While the opposition leader wouldn’t give a hard number on what his immigration targets would look like if elected, he did say that “we cannot grow that rate of the population at three times the housing stock.”

“We have to have a smaller population growth, there is no question about it,” Poilevre told reporters. “We cannot grow the population rate at three times the housing stock as Trudeau has been doing.

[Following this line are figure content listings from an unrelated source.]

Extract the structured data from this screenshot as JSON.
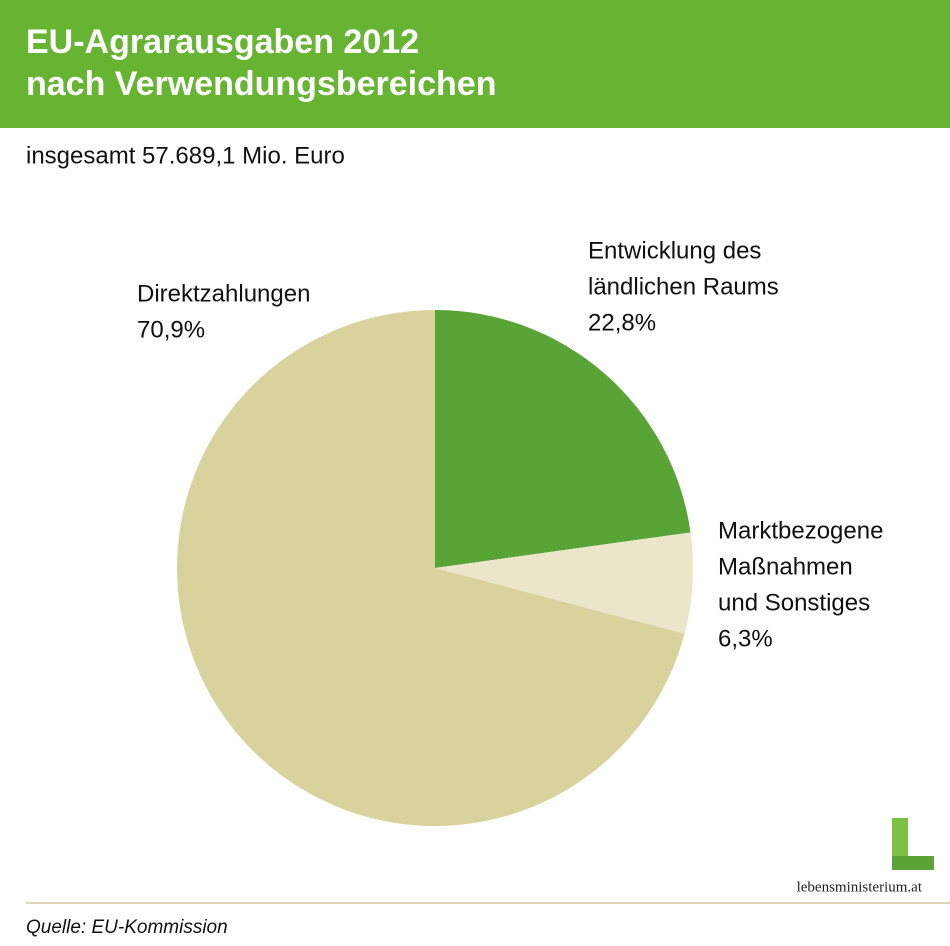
{
  "chart_data": {
    "type": "pie",
    "title": [
      "EU-Agrarausgaben 2012",
      "nach Verwendungsbereichen"
    ],
    "subtitle": "insgesamt 57.689,1 Mio. Euro",
    "categories": [
      [
        "Entwicklung des",
        "ländlichen Raums"
      ],
      [
        "Marktbezogene",
        "Maßnahmen",
        "und Sonstiges"
      ],
      [
        "Direktzahlungen"
      ]
    ],
    "values": [
      22.8,
      6.3,
      70.9
    ],
    "value_labels": [
      "22,8%",
      "6,3%",
      "70,9%"
    ],
    "colors": [
      "#58a437",
      "#ebe5c9",
      "#d8d29c"
    ],
    "source": "Quelle: EU-Kommission",
    "logo": "lebensministerium.at"
  }
}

We need to have a growth rate that is below the growth in housing, healthcare and employment.”

Canada’ population has been growing exponentially in recent years, with the country seeing a spike of 1.27 million additional people last year alone, the majority of which were immigrants.  

According to Statistics Canada, the country took in 471,771 permanent immigrants and 804,901 non-permanent residents in 2023.

Under the Trudeau government, Canada plans to accept 485,000 permanent residents in 2024 and 500,000 in both 2025 and 2026.

“If you want an idea of how I would run the immigration system overall, it’s the way it was run for the 30 years prior to Trudeau being prime minister,” said Poilievre. 

“We had a common sense consensus between Liberals and Conservatives for decades that screened people to make sure they were safe, only brought in the numbers that we could absorb into our housing, healthcare and job market”. 

The Liberals announced that they would be walking back the amount of temporary foreign workers it will admit into certain regions this week, however, Canada could still potentially break record numbers this year.  

Low-wage temporary foreign worker positions have skyrocketed in recent years, up 291% this year, compared to 2018, with the data currently available indicating that Canada is on track to wildly surpass last year’s record. 

According to the latest government data, Canada has already seen 28,730 low-wage temporary foreign worker positions in the first quarter of 2024 or 34% of last year’s total volume. 

In the first three months of this year, the country created more low-wage roles than all of 2018.

Poilievre added that he would like to return to the previous immigration system before Trudeau which “blocked temporary foreign workers where they were taking jobs from Canadians.”

“When I’m prime minister, the temporary foreign worker program will be used exclusively to fill jobs that Canadians cannot or do not fill, like in agriculture sectors, but never to replace Canadians or drive down wages,” he added.

“That was a common sense consensus that existed before Justin Trudeau and the radical and out-of-control NDP-Liberal government destroyed our system.”